2. Brightness and Colorfulness

이 두 feature 역시 Segalin et al. (2017) 에서 사용된 것들이다.

3. Visual complexity

3-1. Feature complexity

a) file size of the image stored as a JPEG file, divided by the image size

설명된 그대로이다.

b) percentage of edge points

이것도 Segalin et al. (2017) 에서 edge pixels 라는 이름으로 사용되었다.

c) number of segements

이것도 Segalin et al. (2017) 에서 사용되었다. 그 때는 level of detail 을 측정하는 두 가지 중 하나로 사용되었다.

3-2. Compositional complexity

a) edge point 사이의 거리

논문에는 다음과 같이 설명되어 있다. 참고로 인용한 원래 논문에서는 edge distribution 이라고 명명되어 있다.

In an image with high compositional complexity, edge points should be further away from each other.

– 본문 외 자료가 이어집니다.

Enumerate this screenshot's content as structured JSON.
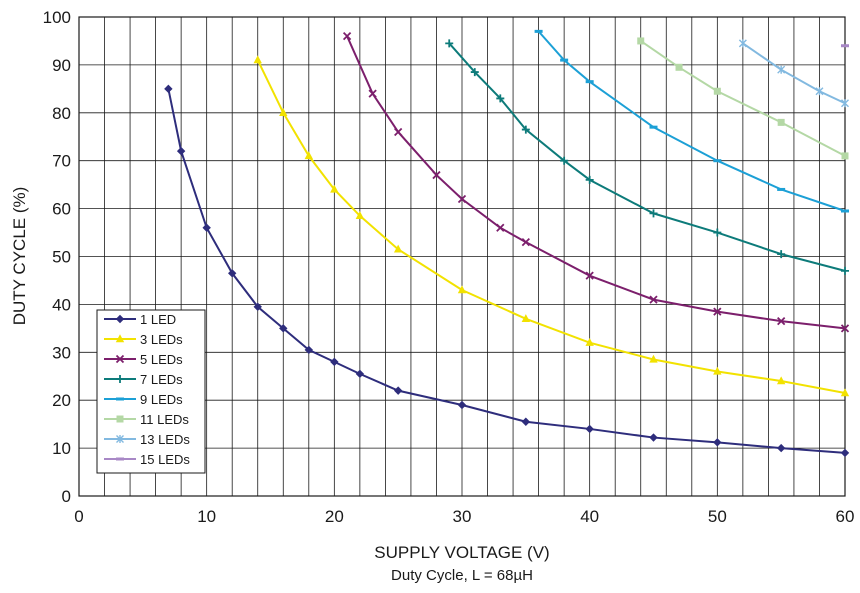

We used the average Euclidean distance among all the pairs of edge points, divided by the image’s diagonal (Peng & Jemmott, 2018)

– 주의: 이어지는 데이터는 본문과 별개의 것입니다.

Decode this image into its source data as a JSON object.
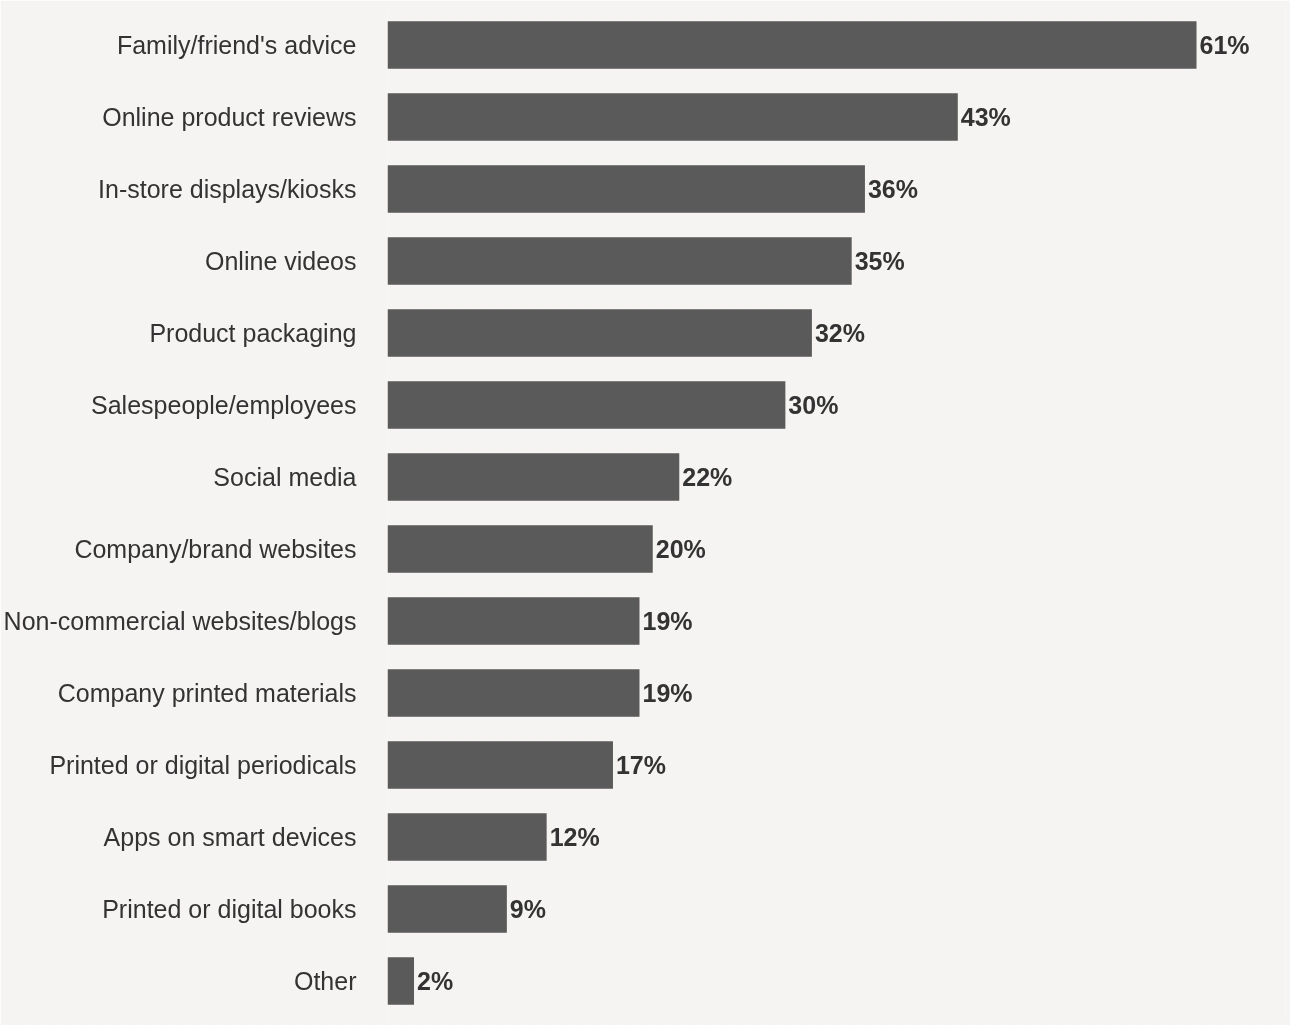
{
  "chart_data": {
    "type": "bar",
    "orientation": "horizontal",
    "categories": [
      "Family/friend's advice",
      "Online product reviews",
      "In-store displays/kiosks",
      "Online videos",
      "Product packaging",
      "Salespeople/employees",
      "Social media",
      "Company/brand websites",
      "Non-commercial websites/blogs",
      "Company printed materials",
      "Printed or digital periodicals",
      "Apps on smart devices",
      "Printed or digital books",
      "Other"
    ],
    "values": [
      61,
      43,
      36,
      35,
      32,
      30,
      22,
      20,
      19,
      19,
      17,
      12,
      9,
      2
    ],
    "value_labels": [
      "61%",
      "43%",
      "36%",
      "35%",
      "32%",
      "30%",
      "22%",
      "20%",
      "19%",
      "19%",
      "17%",
      "12%",
      "9%",
      "2%"
    ],
    "color": "#5a5a5a"
  }
}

b) relative size of a minimal bounding box that contained at least 90% of the edge points

이 feature 역시 Peng and Jemmott (2018)에서 사용되었는데, 다만 거기서는 95%로 되어 있다. 그리고 위 두 가지 모두 원래 Ke et al. (2006) 논문에서 사용된 것이다. 거기에서는 edge spatial distribution 이라고 명명되어 있다. 이 논문 뿐 아니라 모든 글에서, 기존 논문을 인용할 때에는 feature 의 이름도 정확하게 사용하는 것이 독자들의 혼선을 줄이는 길인 것 같다. 이름을 바꾸고자 할 때에는 그 이유도 제시하는 것이 좋겠다.

3-3. Color variety

a) hue count

시각적으로 좋게 보이는 범주 안에 들어있는 hue 를 가진 화소의 개수이다. S < 0.2, 0.15 < V < 0.85 인 화소만 골라낸다(인용한 원래 논문인 Ke et al. (2006) 에서는 0.15 < V < 0.95 로 되어 있는데, 왜 바꿨는지는 모르겠다). 이걸 가지고 20 bin 의 히스토그램을 만든다. $m$을 히스토그램의 최대값이라 하고, $N$을 $\alpha m$보다 큰 값을 갖는 bin 이라고 할때($\alpha$는 noise sensitivity 조절 파라미터, 여기서는 0.05로 설정.), 이 feature 는 20에서 $N$의 개수를 뺀 것으로 되어 있다.

b) Shannon index

이것은 앞서 Specific color 관련 feature 에서 11개의 색깔에 해당하는 화소의 비중을 구한 후, black, white, gray 를 제외한 8가지 색깔의 비중을 가지고 그 다양성을 구한 것이다. 구체적으로 어떻게 구했는지는 설명되어 있지 않다.

3-4. Repetition

시각적으로 유사한 요소들을 반복적으로 사용하고 있는지를 측정한 feature 이다. 이미지를 $2 \times 2$ 블록으로 나누고, 각 블록을 사전 훈련된 인공신경망에 넣어서 4,096 차원의 벡터로 만든다. 블록들 사이의 코사인 유사도 점수를 평균해서 feature 로 사용한다. 시각적으로 반복적인 사진이 어떤 영향을 주는지에 대해서는 선행 연구가 2편 인용되어 있지만, repetition 을 왜 이렇게 측정하는지에 대해서는 인용이 없다.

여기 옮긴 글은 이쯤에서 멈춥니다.